Through his Twitter account McIlroy stated that he had made no decision.
“Having just won three of my last four tournaments, including a second Major championship, I was hoping that my success on the golf course would be the more popular topic of golfing conversation today. However the issue of my cultural identity has re-emerged, and with it, the matter of my national allegiance ahead of the Rio Olympics in 2016.
“I am in an extremely sensitive and difficult position and I conveyed as much in a recent newspaper interview. I am a proud product of Irish golf and the Golfing Union of Ireland and am hugely honoured to have come from very rich Irish sporting roots, winning Irish Boys, Youths and Amateur titles and playing for Ireland at all levels. I am also a proud Ulsterman who grew up in Northern Ireland which is part of the United Kingdom. That is my background and always will be.
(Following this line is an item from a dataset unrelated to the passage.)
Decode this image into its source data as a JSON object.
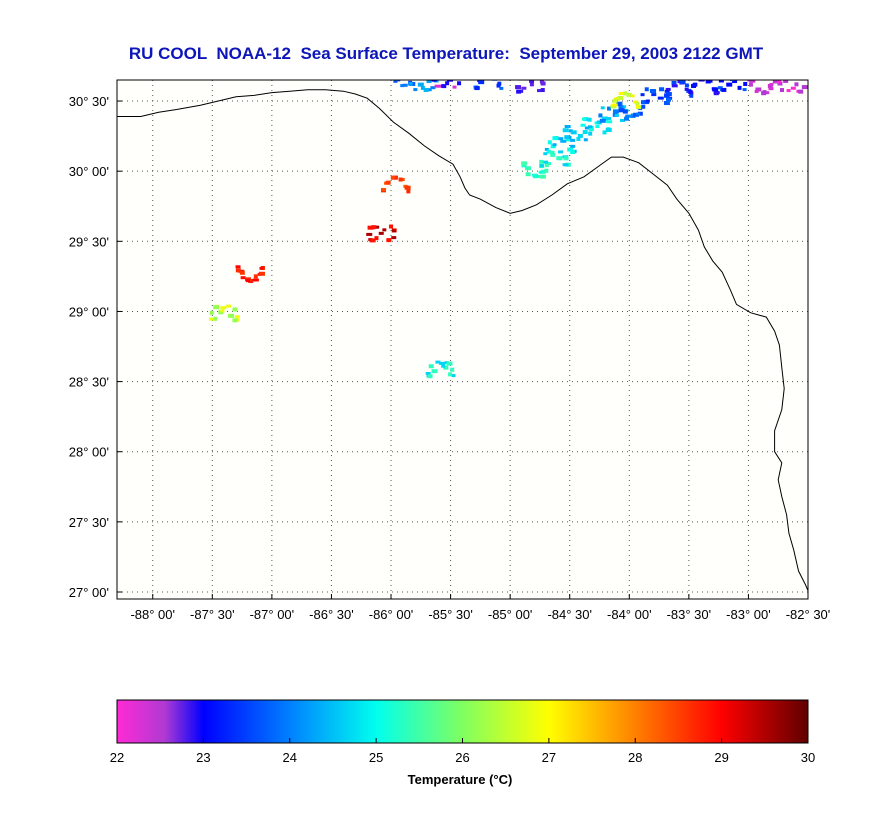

“I receive huge support from Irish and British sports fans alike and it is greatly appreciated. Likewise I feel I have a great affinity with the American sports fans. I play most of my golf in the US nowadays and I am incredibly proud to have won the US Open and US PGA Championship in the last two years.
“As an international sportsman I am very lucky to be supported by people all over the world, many of whom treat me as one of their own, not matter what their nationality, or indeed mine. This is the way sport should be.
“Since turning professional at 18, I have travelled the world playing the game that I love and consider myself a global player. As the World No.1 right now, I wish to be a positive role model and a sportsperson that people respect, and enjoy watching. I feel very fortunate to be in a position to play the sport that I love professionally and to have enjoyed the success that has come my way.
“I wish to clarify that I have absolutely not made a decision regarding my participation in the next Olympics. On a personal level, playing in the Olympics would be a huge honour. However, the Games in Rio are still four years away and I certainly won’t be making any decisions with regards to participating any time soon.
“The Olympics will be great for the growth of golf on a global scale, but my focus right now is on being the best player I can be, trying to win Major Championships and contributing to what will hopefully be a victorious European side at the forthcoming Ryder Cup Matches against the USA.
“Lastly, I would like to thank everyone for the amazing support that I receive around the world every time I play. It is hugely appreciated.